Example of packet with data "PONG :leguin.freenode.net", is sent as the following HTML:

<PACKET>a5bc97ba2f6574612MNIoHM6FyG0VuU6BTF/Pv/UcVkSXM5AbiUrF4BDBB4Q=
|______||_______________||__________________________________________|
       |                |                                           `=BASE64 OF ENCRYPTED DATA
       |                `=Session id / socket id
       `=Fake HTML tag

POSTing back sends a string with the same syntax back, basically only prefixed with "POST_DATA=".

In order for this to work, a second script has to be callable on the web, you must be able to access it, and the same machine has to be able to make the connections you want. For example: http://your-server/proxy.php (you could rename it to something less suspicious; there are some smart things you can do here, but I'll leave that to your imagination ). All proxy.php does is write and read files from a directory, nothing more.

Then a shellscript has to be started to run in background, with access to the same directory.

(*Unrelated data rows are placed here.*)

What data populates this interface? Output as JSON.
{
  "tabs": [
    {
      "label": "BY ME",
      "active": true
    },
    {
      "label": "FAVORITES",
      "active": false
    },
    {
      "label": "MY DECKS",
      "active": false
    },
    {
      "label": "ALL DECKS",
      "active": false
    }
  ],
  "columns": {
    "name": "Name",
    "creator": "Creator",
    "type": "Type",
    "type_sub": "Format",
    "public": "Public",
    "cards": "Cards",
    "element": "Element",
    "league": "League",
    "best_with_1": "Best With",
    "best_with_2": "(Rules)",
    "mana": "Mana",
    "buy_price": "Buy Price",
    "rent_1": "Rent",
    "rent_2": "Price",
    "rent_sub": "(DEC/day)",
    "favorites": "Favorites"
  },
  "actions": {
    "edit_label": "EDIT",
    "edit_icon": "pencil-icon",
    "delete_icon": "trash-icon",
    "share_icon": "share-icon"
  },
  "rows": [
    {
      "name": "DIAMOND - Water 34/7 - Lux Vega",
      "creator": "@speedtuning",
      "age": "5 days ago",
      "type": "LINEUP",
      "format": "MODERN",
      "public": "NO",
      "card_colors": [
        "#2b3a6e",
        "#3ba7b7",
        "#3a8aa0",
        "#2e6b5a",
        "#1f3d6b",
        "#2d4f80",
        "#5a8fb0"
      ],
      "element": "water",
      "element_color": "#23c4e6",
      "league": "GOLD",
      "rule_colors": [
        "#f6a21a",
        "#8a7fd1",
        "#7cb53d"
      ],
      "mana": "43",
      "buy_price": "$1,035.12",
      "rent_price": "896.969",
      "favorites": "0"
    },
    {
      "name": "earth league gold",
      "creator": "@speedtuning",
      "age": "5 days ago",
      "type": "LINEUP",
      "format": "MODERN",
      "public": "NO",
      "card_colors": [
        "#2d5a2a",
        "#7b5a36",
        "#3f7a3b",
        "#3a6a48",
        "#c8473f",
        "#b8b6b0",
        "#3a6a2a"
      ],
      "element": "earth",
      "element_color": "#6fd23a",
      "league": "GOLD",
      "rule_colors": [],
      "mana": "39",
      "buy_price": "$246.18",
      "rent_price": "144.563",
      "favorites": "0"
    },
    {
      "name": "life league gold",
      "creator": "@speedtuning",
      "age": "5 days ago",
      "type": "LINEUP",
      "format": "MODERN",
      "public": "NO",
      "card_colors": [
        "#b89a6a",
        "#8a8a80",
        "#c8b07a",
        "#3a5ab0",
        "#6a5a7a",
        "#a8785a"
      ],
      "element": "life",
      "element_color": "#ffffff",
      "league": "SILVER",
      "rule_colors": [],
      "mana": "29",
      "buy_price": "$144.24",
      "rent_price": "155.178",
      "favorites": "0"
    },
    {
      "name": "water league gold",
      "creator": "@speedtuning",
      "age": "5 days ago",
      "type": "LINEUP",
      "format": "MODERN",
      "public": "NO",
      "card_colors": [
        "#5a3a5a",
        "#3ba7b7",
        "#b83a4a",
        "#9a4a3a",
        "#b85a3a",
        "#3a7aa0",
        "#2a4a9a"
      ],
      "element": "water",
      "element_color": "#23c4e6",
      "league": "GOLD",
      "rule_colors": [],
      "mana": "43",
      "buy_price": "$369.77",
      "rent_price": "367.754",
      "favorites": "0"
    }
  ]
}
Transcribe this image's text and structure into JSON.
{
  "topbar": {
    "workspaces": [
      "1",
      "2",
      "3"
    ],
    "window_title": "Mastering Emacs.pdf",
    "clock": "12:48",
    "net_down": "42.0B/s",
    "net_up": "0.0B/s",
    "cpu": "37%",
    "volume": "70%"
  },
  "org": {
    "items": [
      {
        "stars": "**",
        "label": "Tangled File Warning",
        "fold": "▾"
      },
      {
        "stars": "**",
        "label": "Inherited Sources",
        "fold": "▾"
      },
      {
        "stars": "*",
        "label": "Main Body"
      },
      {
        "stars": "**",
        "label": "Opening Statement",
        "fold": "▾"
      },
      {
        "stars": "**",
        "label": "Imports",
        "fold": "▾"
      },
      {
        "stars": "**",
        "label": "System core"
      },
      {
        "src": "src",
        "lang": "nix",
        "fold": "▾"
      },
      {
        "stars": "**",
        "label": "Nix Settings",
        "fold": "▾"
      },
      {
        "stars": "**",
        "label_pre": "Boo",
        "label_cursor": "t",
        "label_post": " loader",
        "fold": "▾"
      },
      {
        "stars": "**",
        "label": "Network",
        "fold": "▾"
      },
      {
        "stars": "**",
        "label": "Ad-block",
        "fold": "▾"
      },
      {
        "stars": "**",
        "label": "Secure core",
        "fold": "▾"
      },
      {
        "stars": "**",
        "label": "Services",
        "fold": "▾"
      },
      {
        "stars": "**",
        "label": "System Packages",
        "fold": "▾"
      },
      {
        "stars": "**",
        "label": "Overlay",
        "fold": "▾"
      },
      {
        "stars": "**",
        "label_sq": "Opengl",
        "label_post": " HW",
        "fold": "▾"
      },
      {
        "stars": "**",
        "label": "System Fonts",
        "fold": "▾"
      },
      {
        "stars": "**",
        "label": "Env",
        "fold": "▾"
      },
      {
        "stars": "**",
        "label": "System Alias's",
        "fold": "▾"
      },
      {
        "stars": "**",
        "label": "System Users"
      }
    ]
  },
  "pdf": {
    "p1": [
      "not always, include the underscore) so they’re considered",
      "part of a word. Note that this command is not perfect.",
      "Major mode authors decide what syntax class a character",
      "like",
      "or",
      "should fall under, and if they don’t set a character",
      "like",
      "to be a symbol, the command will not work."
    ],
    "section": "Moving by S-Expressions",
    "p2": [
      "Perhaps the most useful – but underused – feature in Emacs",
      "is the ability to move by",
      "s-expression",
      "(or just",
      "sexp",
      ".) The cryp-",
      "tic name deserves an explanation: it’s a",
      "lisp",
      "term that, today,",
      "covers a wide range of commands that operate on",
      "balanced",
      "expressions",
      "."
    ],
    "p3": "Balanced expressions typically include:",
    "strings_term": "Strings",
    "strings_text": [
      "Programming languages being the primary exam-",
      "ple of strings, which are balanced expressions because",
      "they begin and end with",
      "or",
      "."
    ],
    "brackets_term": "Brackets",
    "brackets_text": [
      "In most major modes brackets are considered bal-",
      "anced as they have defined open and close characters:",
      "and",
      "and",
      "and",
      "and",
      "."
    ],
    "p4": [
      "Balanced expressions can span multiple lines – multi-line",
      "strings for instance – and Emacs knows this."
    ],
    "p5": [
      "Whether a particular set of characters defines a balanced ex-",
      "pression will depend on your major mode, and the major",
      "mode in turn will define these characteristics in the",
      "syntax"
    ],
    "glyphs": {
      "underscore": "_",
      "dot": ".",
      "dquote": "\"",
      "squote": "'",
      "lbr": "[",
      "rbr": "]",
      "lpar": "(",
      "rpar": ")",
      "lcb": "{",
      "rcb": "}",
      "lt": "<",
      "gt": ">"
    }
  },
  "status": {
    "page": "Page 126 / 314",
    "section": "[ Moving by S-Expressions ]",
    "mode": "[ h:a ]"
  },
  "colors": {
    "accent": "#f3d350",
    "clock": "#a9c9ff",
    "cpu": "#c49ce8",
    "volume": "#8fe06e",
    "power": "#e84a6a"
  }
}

This script scans that directory for instructions, specifically starting server.php processes for new connections. The actual connection is made in the server.php script. And all this script does is read from the same directory for packets received, which it will send to it's socket, any data read from the proxy is written back to the directory, which proxy.php will eventually sent back to the client.

Graphical explanation

You should follow the arrows in the same order as presented in the Legend. Click to enlarge the image.

Design decisions

When I had the idea to make it, I didn't feel like spending alot of time on it, so I hacked it together in a few hours. Then I tested it, it worked and it got me exited enough to refactor it and make a blog post out of it.

After the encryption of the packets I use base64 encoding, which increases the size of the messages, but it looks more HTML-like. If I wanted to send the encrypted data raw I'd have to do some more exotic stuff, maybe disguise it as a file upload, because AFAIK a plain old POST does not support binary data.
I use BASE64 and not urlencode on the encrypted data, because when I tested it urlencode produced even more overhead. Of course the BASE64 string is still "urlencoded" before POST, but only a few chars are affected.
I don't use a socket for communicating between proxy.php and server.php, but files and some lock-files because I preferred them somehow. A database would be nicer, but implies more configuration hassle.

Encryption used

define('CRYPT_KEY', pack('H*', substr(md5($crypt_key),0,16)));

function encrypt_fn($str)
{
    $block = mcrypt_get_block_size('des', 'ecb');
    $pad = $block - (strlen($str) % $block);
    $str .= str_repeat(chr($pad), $pad);

    return base64_encode(mcrypt_encrypt(MCRYPT_DES, CRYPT_KEY, $str, MCRYPT_MODE_ECB));
}

function decrypt_fn($str)
{   
    $str = mcrypt_decrypt(MCRYPT_DES, CRYPT_KEY, base64_decode($str), MCRYPT_MODE_ECB);

    $block = mcrypt_get_block_size('des', 'ecb');
    $pad = ord($str[($len = strlen($str)) - 1]);

    return substr($str, 0, strlen($str) - $pad);
}

If you prefer something else, simply re-implement the functions, you'll have to copy them to all three scripts (sorry, I wanted all three scripts to be fully self-contained).

I found my "ASCII key → md5 → 16 hexadecimal display chars → actual binary" a pretty cool find by the way. Did you notice it?

Demonstration

Note that first I demo it where the server is running on an Amazon AMI image. Appended to the video is a short demo where I run the server on my local windows pc (just to show how it it'd work on windows). This second part starts when I open my browser with the google page.

Remote desktop actually works pretty good through the curl proxy by the way. Establishing the connection is a little slow like with WinSCP, but once connected it performs pretty good. I could't demo it because I don't have a machine to connect to from home.

Sourcecode & downloads

Put it here on bitbucket: https://bitbucket.org/rayburgemeestre/curlproxy Placed it under MPL 2.0 license, which seamed appropriate. Basically this means that when you distribute it with your own software in some way, you'll have to release your code changes/improvements/bugfixes (applicable to curlproxy) to the initial developer. This way the original repository will also benefit and you're pretty much unrestricted.